Art has always seized on anxiety-ridden moments to convey larger truths about the world. The Cold War, with its threat of nuclear annihilation, was perhaps the apex of such things — a terrifying moment that helped to produce some of the most compelling art in memory right from the start (Abstract Expressionism, at least according to Jackson Pollock, was born partly of the bomb — a compulsion to engage the apocalyptic energy now stalking the globe with an explosion of its own).
It’s not too much to believe that this moment of environmental calamity carries an end-of-days urgency of its own. Too heavy a hand can push away more viewers than it draws near, so let’s look at a couple of shows that keep their environmental anxieties buried a few layers deep.

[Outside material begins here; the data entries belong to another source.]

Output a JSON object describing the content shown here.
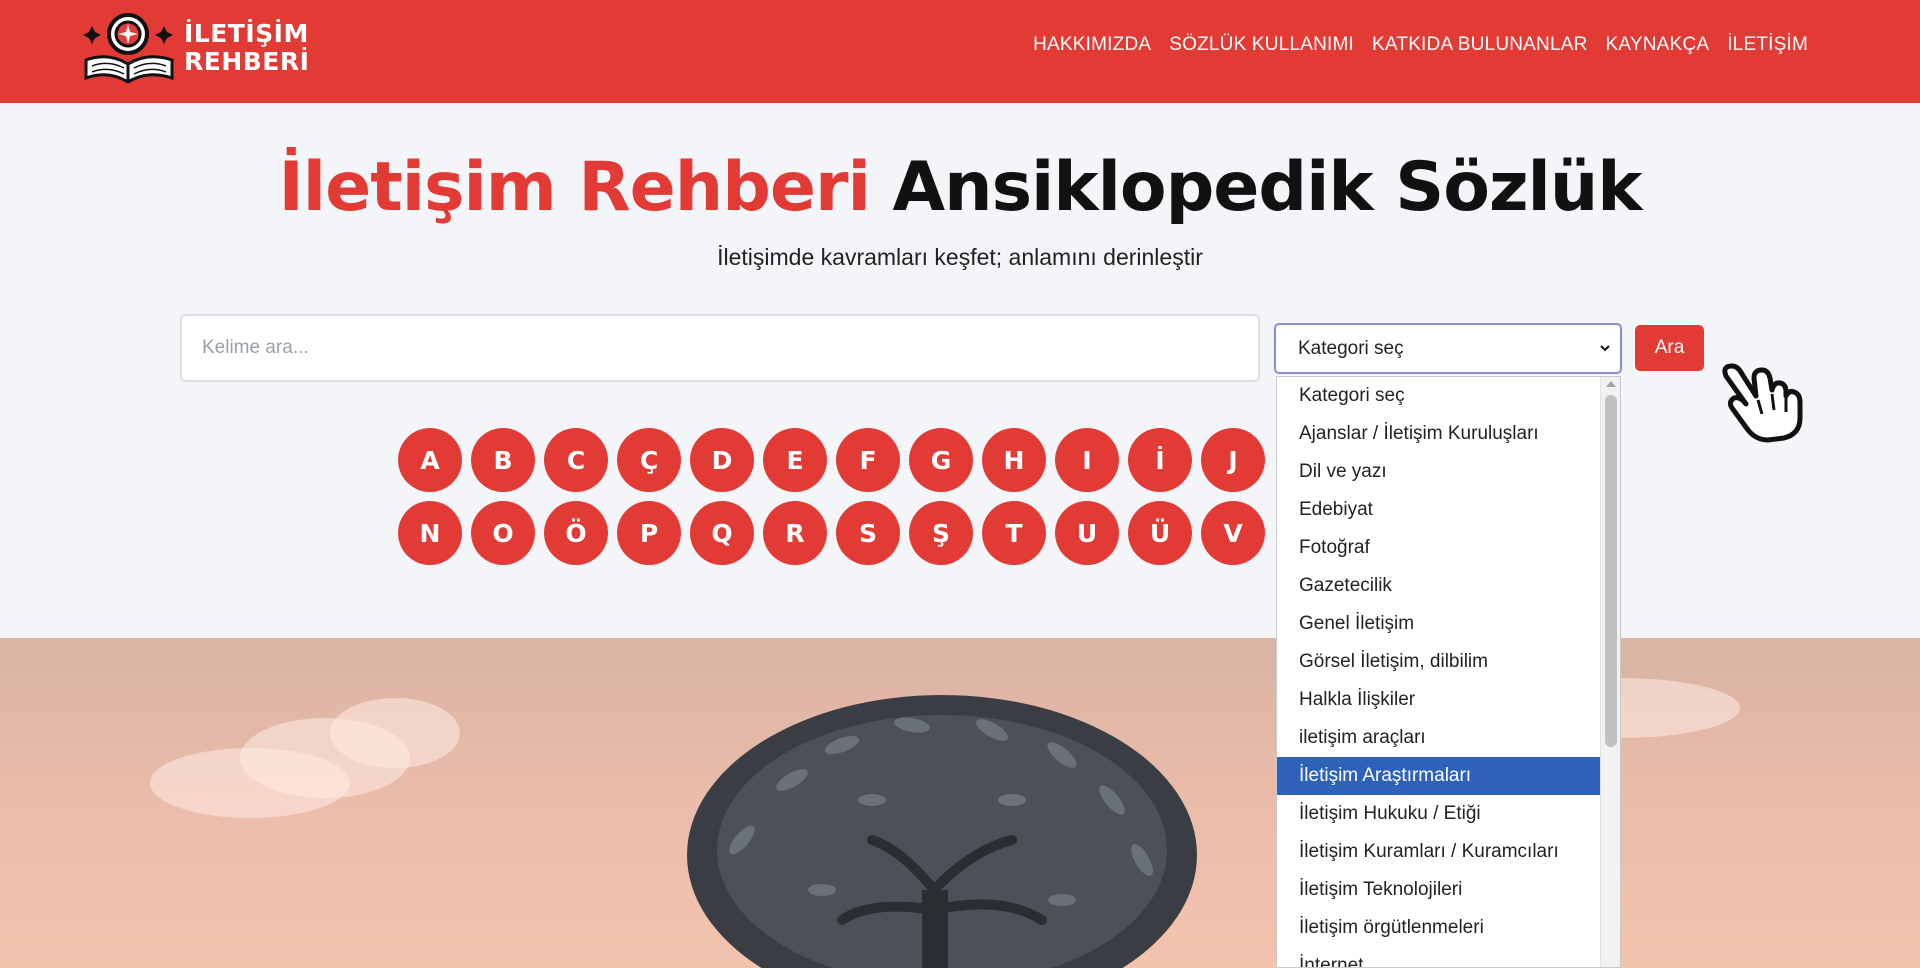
{
  "header": {
    "logo_line1": "İLETİŞİM",
    "logo_line2": "REHBERİ",
    "nav": [
      "HAKKIMIZDA",
      "SÖZLÜK KULLANIMI",
      "KATKIDA BULUNANLAR",
      "KAYNAKÇA",
      "İLETİŞİM"
    ]
  },
  "hero": {
    "title_red": "İletişim Rehberi",
    "title_black": "Ansiklopedik Sözlük",
    "subtitle": "İletişimde kavramları keşfet; anlamını derinleştir"
  },
  "search": {
    "placeholder": "Kelime ara...",
    "category_selected": "Kategori seç",
    "button_label": "Ara"
  },
  "letters": {
    "row1": [
      "A",
      "B",
      "C",
      "Ç",
      "D",
      "E",
      "F",
      "G",
      "H",
      "I",
      "İ",
      "J"
    ],
    "row2": [
      "N",
      "O",
      "Ö",
      "P",
      "Q",
      "R",
      "S",
      "Ş",
      "T",
      "U",
      "Ü",
      "V"
    ]
  },
  "dropdown": {
    "items": [
      "Kategori seç",
      "Ajanslar / İletişim Kuruluşları",
      "Dil ve yazı",
      "Edebiyat",
      "Fotoğraf",
      "Gazetecilik",
      "Genel İletişim",
      "Görsel İletişim, dilbilim",
      "Halkla İlişkiler",
      "iletişim araçları",
      "İletişim Araştırmaları",
      "İletişim Hukuku / Etiği",
      "İletişim Kuramları / Kuramcıları",
      "İletişim Teknolojileri",
      "İletişim örgütlenmeleri",
      "İnternet"
    ],
    "highlighted_index": 10
  },
  "colors": {
    "brand_red": "#e23b36",
    "dropdown_highlight": "#2d62b8"
  },
  "icons": {
    "logo": "book-magnifier-icon",
    "select_caret": "chevron-down-icon",
    "cursor": "pointing-hand-icon"
  }
}
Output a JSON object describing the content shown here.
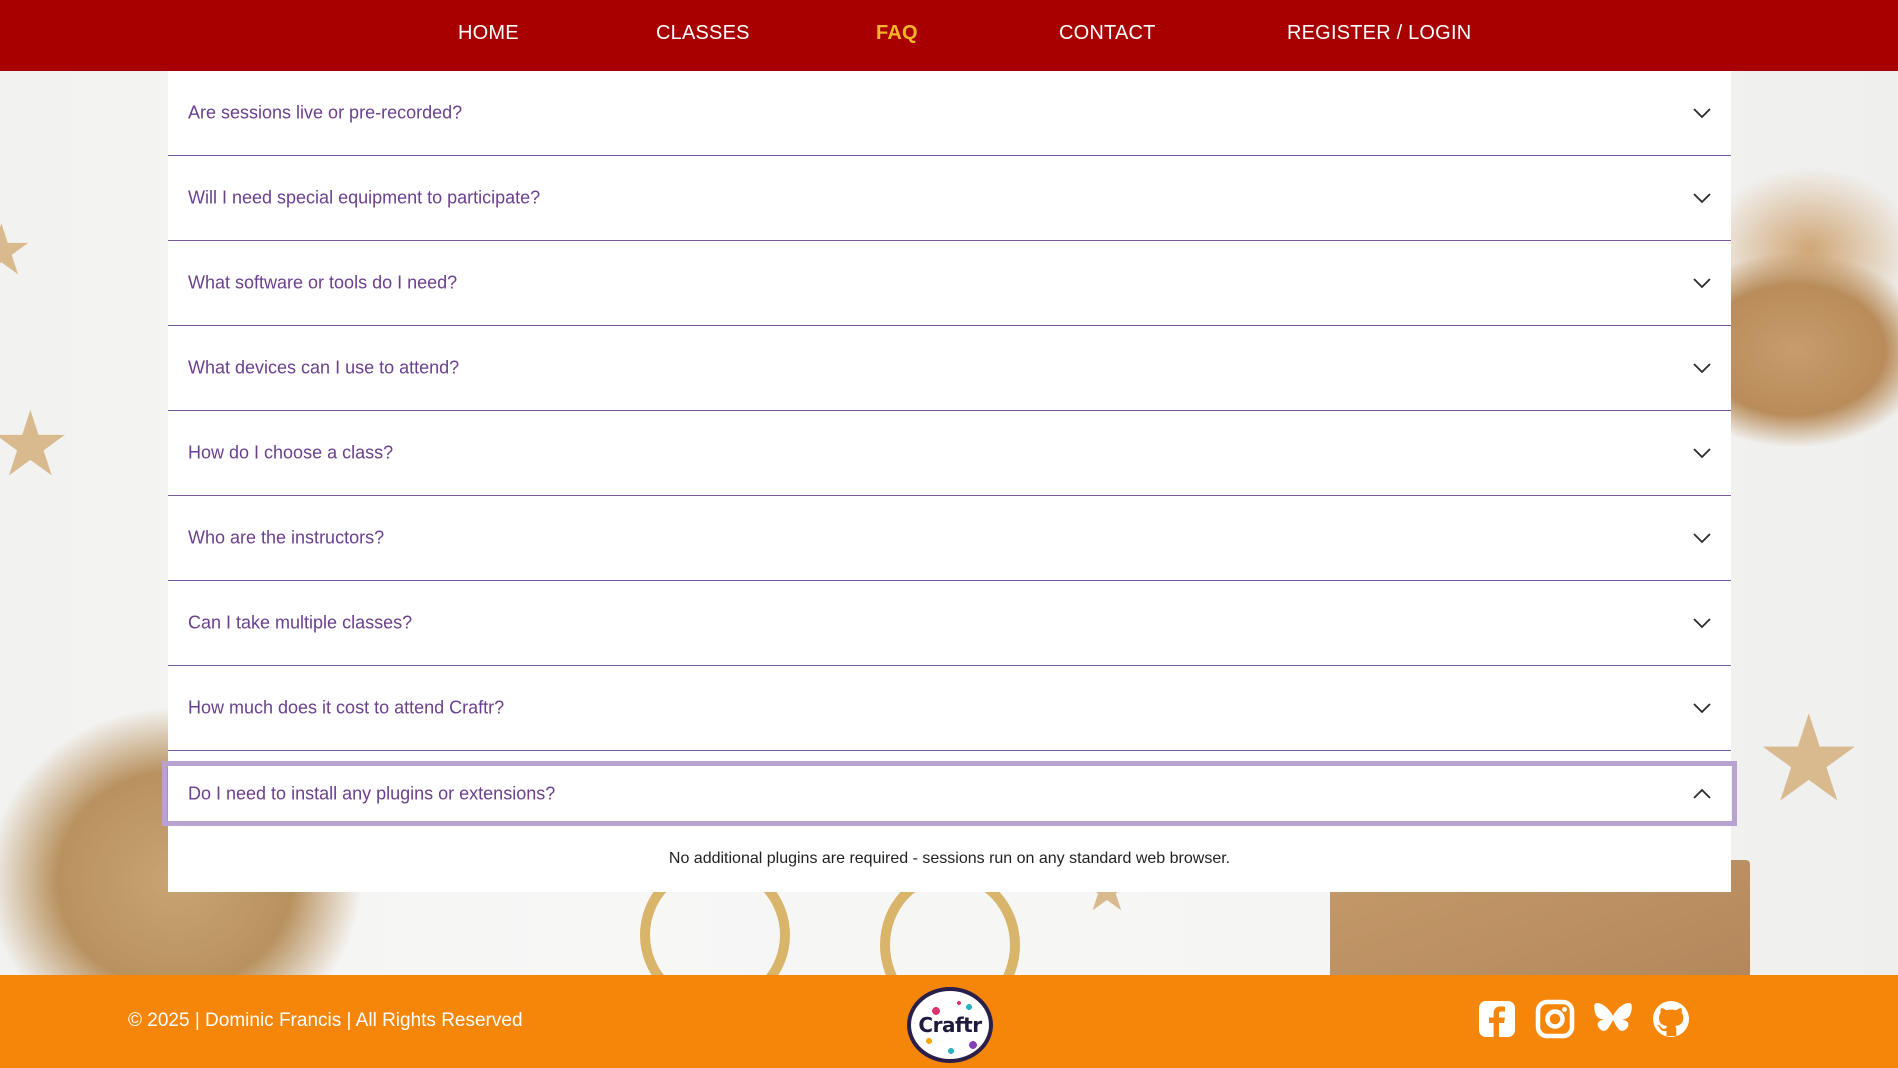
{
  "nav": {
    "items": [
      {
        "label": "HOME"
      },
      {
        "label": "CLASSES"
      },
      {
        "label": "FAQ",
        "active": true
      },
      {
        "label": "CONTACT"
      },
      {
        "label": "REGISTER / LOGIN"
      }
    ]
  },
  "faq": {
    "items": [
      {
        "question": "Are sessions live or pre-recorded?",
        "expanded": false
      },
      {
        "question": "Will I need special equipment to participate?",
        "expanded": false
      },
      {
        "question": "What software or tools do I need?",
        "expanded": false
      },
      {
        "question": "What devices can I use to attend?",
        "expanded": false
      },
      {
        "question": "How do I choose a class?",
        "expanded": false
      },
      {
        "question": "Who are the instructors?",
        "expanded": false
      },
      {
        "question": "Can I take multiple classes?",
        "expanded": false
      },
      {
        "question": "How much does it cost to attend Craftr?",
        "expanded": false
      },
      {
        "question": "Do I need to install any plugins or extensions?",
        "expanded": true,
        "answer": "No additional plugins are required - sessions run on any standard web browser."
      }
    ]
  },
  "footer": {
    "copyright": "© 2025 | Dominic Francis | All Rights Reserved",
    "logo_text": "Craftr",
    "social": [
      "facebook-icon",
      "instagram-icon",
      "bluesky-icon",
      "github-icon"
    ]
  },
  "colors": {
    "header_bg": "#a80000",
    "nav_active": "#f7b32b",
    "question_text": "#6b3f8e",
    "footer_bg": "#f5860a",
    "focus_outline": "#b8a2cf"
  }
}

Matthew Barney, whose career has been focused largely on both the examination and dismantling of masculine stereotype, drifts away from expectation in his upcoming show at his alma mater, Yale. On March 1, the Yale University Art Gallery will debut Barney’s “Redoubt,” a film piece shot in Idaho’s Sawtooth Mountains. The work “layers classical, cosmological, and American myths about humanity’s place in the natural world,” according to the gallery’s website.
Right, but given Barney’s predilection for the visceral — if you saw “River of Fundament,” his six-hour epic mash-up of Egyptian mythology cross-bred with Detroit’s industrial decay, you’d know what I mean — there’s surely something here beyond the merely contemplative. Barney’s fascination with the ruins of late Modernity — overpasses and serial-killer celebrity, burnt-out foundries and death metal — have always for me held a tacit connection to the long, slow evisceration of the natural world. This definitely fits.
A harder fit, at least on the surface, will be Mass MoCA’s “Mind of the Mound: Critical Mass,” a colossal accumulation built by the artist Trenton Doyle Hancock. Melding sci-fi weirdness with Greek mythology and pre-teen superhero fanaticism, Hancock will create a world all his own in the museum’s gargantuan Building 9, of suitable scale to accommodate airplane repair. Hancock’s “Mounds” are living, furry heaps that grow roots and connect to each other underground as a “rhizomatic network”; these peaceful creatures, the epitome of nature and culture in harmony, are, of course, under threat; I won’t give away the ending, but to say it’s very much on theme (as well as many others; the Mounds are multifarious things). It helps make all this very timely indeed. I wish it wasn’t.